Lesbian Life: So, Kate, you grew up Mormon?Kate Kendell:I did grow up Mormon. My mother was devout. As was my grandmother. Both my mother and my grandmother were completely embracing when I came out at 20. I told my mother in a moving car. I don't know why I thought that was a good idea at the time. Her reaction was so lovely. I told her I was nervous about her reaction after I said what it was. She looked at me and said, "Honey, all that I care about is that you're happy." And she meant it. She never slipped back from that position. She worried about whether or I would be happy in a culture that says lesbian gay people are not good people. But she did not have a problem with me being a lesbian.
Growing up in Utah, what were your aspirations?It's interesting how hetero-normative the culture can make you be, even when you know it's not right for you. I think I was in first grade and one of the sheets had what did you want to be when you grew up and I had that I wanted to be a stewardess. Then maybe two years later I wanted to be firefighter. Or policeman. I was the quintessential tomboy. There is a picture of me at eight years old in cowboy boots and shorts and a t-shirt and 6-shooters and this bouffant hairdo that my mother did. I almost feel like now that kind of gender defiance would be more harshly regarded in some households because it's now understood that for many girls it's a precursor to identifying as a lesbian or bisexual woman. Even though, that's not always true. At the time I think my parents thought it charming.
I aspired to be an athlete, but I was never good at it. I just didn't have the coordination to be a good athlete. I played softball. I played basketball but never on a competitive team. I like to cycle a lot. That's my favorite sport. I golf badly. I like to do pretty much anything outdoors. I'm a huge fan of team sports, but I'm not good at it.
You have children with your partner…My first relationship is with someone who is still one of my dearest friends in the world. She is older than me, also Mormon. My Mormon camp counselor actually. She was married and had kids and so that was a whole drama. But I feel like she probably saved my life. If I hadn't met her I feel like I probably would have gotten married to a man, had children and then ending up needing NCLR because my husband would have sued me for custody when I ended up leaving him when I came out. I'm so glad that I met her because I'm sure I would have made a mess of my life.

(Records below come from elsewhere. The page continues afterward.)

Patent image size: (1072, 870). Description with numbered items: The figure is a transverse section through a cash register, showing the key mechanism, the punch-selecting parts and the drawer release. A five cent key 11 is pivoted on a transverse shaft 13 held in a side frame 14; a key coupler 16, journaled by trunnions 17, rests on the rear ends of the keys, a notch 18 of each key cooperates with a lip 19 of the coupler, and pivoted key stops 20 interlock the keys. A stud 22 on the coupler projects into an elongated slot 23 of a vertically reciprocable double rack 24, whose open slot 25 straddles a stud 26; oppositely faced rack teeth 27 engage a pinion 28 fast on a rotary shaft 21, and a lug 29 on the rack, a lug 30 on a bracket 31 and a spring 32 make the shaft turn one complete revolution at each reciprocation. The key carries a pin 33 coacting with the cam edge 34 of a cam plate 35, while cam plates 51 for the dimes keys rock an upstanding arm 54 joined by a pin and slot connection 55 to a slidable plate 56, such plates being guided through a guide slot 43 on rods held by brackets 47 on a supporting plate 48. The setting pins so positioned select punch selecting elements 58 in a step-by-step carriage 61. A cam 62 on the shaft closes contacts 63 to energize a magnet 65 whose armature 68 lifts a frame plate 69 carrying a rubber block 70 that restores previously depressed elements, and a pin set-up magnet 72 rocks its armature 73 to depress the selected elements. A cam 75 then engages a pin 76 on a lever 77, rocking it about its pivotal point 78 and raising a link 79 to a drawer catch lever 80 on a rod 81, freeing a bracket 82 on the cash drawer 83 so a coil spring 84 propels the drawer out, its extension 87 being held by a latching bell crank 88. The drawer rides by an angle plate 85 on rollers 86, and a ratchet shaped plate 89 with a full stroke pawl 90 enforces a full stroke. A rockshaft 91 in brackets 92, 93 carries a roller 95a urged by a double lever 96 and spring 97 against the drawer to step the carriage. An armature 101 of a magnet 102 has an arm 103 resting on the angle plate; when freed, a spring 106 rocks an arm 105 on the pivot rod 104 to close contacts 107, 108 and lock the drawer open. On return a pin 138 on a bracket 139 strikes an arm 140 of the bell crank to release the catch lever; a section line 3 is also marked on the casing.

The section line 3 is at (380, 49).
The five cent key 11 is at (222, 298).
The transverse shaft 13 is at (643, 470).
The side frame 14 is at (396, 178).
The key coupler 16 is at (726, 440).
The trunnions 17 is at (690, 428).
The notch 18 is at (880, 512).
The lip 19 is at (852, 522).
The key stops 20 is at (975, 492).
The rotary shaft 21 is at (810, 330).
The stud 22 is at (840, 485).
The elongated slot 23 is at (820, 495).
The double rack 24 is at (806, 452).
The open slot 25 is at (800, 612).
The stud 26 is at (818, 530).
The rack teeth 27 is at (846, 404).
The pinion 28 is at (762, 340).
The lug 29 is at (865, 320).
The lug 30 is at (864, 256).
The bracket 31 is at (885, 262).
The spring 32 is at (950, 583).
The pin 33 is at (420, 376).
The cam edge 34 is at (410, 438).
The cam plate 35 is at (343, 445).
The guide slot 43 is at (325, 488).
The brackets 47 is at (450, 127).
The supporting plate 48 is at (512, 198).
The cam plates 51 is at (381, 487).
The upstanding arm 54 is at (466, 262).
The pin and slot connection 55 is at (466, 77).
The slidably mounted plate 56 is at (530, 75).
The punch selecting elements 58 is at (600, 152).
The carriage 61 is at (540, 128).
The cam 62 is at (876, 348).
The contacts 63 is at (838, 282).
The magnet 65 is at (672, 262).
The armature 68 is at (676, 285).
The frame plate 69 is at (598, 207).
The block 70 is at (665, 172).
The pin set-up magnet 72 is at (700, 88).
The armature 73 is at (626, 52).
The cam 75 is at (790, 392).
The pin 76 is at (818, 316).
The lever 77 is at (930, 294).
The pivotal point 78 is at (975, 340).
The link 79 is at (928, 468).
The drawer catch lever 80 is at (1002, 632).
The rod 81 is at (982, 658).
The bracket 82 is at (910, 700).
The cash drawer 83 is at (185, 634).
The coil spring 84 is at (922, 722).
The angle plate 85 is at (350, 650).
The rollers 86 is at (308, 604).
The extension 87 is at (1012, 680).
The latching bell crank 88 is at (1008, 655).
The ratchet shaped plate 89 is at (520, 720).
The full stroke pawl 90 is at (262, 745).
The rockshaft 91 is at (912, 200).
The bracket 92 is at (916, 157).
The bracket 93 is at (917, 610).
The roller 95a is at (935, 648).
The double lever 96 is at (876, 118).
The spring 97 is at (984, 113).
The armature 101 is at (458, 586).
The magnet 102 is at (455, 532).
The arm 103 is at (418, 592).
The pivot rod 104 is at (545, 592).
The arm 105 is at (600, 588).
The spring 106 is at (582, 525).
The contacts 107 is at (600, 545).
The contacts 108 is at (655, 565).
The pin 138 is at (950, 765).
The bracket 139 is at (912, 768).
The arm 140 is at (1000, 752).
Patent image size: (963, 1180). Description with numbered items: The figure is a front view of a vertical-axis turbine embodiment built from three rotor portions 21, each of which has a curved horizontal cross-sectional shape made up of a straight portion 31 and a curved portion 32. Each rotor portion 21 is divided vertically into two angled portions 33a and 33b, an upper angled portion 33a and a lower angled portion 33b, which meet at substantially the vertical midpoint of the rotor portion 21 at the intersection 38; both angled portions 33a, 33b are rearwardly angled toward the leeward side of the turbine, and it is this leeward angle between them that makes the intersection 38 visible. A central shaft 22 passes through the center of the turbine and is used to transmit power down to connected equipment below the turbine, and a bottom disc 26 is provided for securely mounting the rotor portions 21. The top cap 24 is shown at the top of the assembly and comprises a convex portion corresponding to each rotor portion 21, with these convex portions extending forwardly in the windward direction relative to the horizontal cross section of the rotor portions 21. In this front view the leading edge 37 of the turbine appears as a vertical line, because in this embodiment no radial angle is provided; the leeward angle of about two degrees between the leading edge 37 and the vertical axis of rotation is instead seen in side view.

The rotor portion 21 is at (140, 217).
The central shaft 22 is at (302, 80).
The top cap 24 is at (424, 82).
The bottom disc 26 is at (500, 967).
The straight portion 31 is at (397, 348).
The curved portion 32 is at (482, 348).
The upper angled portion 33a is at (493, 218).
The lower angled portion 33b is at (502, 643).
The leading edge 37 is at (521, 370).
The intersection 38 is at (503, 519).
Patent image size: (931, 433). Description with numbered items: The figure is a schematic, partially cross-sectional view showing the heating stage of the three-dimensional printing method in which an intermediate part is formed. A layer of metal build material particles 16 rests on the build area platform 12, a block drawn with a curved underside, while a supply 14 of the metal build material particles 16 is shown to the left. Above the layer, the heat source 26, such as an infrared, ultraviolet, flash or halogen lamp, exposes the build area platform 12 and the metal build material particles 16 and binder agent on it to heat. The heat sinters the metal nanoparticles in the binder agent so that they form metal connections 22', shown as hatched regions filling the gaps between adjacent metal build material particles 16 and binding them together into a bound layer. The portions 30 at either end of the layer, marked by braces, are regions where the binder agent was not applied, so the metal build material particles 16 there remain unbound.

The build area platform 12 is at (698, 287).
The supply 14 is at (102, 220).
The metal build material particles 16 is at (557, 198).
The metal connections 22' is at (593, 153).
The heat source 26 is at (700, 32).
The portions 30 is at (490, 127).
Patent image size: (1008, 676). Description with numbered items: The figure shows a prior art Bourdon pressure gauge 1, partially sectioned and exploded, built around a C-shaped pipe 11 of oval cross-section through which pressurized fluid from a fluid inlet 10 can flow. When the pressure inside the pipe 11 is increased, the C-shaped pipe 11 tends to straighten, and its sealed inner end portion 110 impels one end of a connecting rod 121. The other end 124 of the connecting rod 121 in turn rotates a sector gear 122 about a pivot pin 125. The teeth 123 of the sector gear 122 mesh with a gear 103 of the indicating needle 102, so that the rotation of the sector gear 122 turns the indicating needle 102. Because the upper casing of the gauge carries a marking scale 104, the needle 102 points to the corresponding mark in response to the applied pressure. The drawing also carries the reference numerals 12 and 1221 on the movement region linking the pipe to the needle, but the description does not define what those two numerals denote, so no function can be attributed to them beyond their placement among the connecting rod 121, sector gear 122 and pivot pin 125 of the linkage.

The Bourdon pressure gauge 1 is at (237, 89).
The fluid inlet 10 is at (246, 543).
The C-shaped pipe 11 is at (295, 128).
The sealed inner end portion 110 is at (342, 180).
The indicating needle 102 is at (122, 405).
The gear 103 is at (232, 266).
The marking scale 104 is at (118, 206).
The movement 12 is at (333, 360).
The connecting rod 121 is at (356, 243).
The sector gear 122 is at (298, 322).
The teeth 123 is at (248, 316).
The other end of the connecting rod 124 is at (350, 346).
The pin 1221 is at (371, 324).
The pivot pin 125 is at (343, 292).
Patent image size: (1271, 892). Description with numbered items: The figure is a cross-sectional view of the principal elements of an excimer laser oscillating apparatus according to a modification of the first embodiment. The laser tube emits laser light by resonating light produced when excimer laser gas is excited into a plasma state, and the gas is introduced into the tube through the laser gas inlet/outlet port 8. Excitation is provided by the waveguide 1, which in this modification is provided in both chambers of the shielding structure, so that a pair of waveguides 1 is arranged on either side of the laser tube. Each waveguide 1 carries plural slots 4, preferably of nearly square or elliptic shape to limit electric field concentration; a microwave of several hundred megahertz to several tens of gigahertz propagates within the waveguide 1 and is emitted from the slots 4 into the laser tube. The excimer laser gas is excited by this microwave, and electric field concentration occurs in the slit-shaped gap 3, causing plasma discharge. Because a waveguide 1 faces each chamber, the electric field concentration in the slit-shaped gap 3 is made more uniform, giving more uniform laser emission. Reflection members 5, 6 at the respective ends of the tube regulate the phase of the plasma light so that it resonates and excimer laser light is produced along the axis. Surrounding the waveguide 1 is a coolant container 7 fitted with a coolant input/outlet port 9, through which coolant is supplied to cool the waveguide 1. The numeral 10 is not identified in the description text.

So, my ex-partner Laurie had a one-year-old daughter when I got involved with her when I was 22. We were together for 12 years, so the whole point of me going back to then is, to say I have three children. I have a 27-year-old daughter from my relationship with Laurie. And Sandy and I, who have been together 16 years, have two kids. Our son Julian is 13 and our daughter Arianna is seven.
How did you meet your partner?Sandy and I met when she was a staff attorney for the ACLU in Utah and she was development associate with the ACLU in San Francisco. We met at an ACLU conference in Atlanta. It was very intense interest at first sight, if not love at first sight.
And you were both single?Ah, you're going to go there, aren't you? What I will say is, she was single, I was not single. To the extent that I have serious regrets in my life it's not having the foresight to recognize when something isn't working. So doing maximum damage in order to figure that out. While Laurie and I are still friends, I did a lot of damage that shouldn't have been done and you learn some of these things the hard way.
Given the distance and all the complications, it's amazing that Sandy and I got together. But I have to say, it's the love of my life.
Are you married?We got married and we still are married. California is in that bizarre situation where there was a six month window [when same-sex marriage was legal] and we got married in that period of time
Did you get married the first time it was legal in 2004?No, when Newsom started issuing marriage licenses the first time, a lot of people asked us if we were getting married because about 4,000 couples did. I have to say, it was such an incredible experience to go through, but we were so involved as the lawyers, it felt weird at that time. We knew there would be a lawsuit, so it was like you would be the client and the lawyer at the same time.
Four years later when the Supreme court ruled [that to deny marriage was unconstitutional], that day when we won, other than my children being born was the most glorious day of my life. I remember coming back to my office toward the end of the day. Sandy and I had not talked all day, but of course there was a media firestorm and just huge ecstatic reaction all over the country and I came back to my office about 3:30 and called her and I just blurted out, "Will you marry me?" and she says, "Hold on just a second and she puts me on speaker phone and I hear her calling for her colleagues to come into her office and so by this time because I'm laughing and hollering myself, my staff is starting to come out of their offices and stand outside my office and I hear her get everybody gathered and I hear her say, "Okay, say it again." So of course I did and she said yes.
So we did, we got married on July 9th. It was an amazing thing for us to publicly say vows, in front of our children, who got to witness it, and who were elated. It is a very powerful ceremony. I guess I had undervalued the power of ceremony. That was an incredible day. And then to have it lost in November. I mean, we're still married, but that's cold comfort. To have so many couples who weren't able to get in for so many reasons. I feel like we can't rest until we win marriage back in California.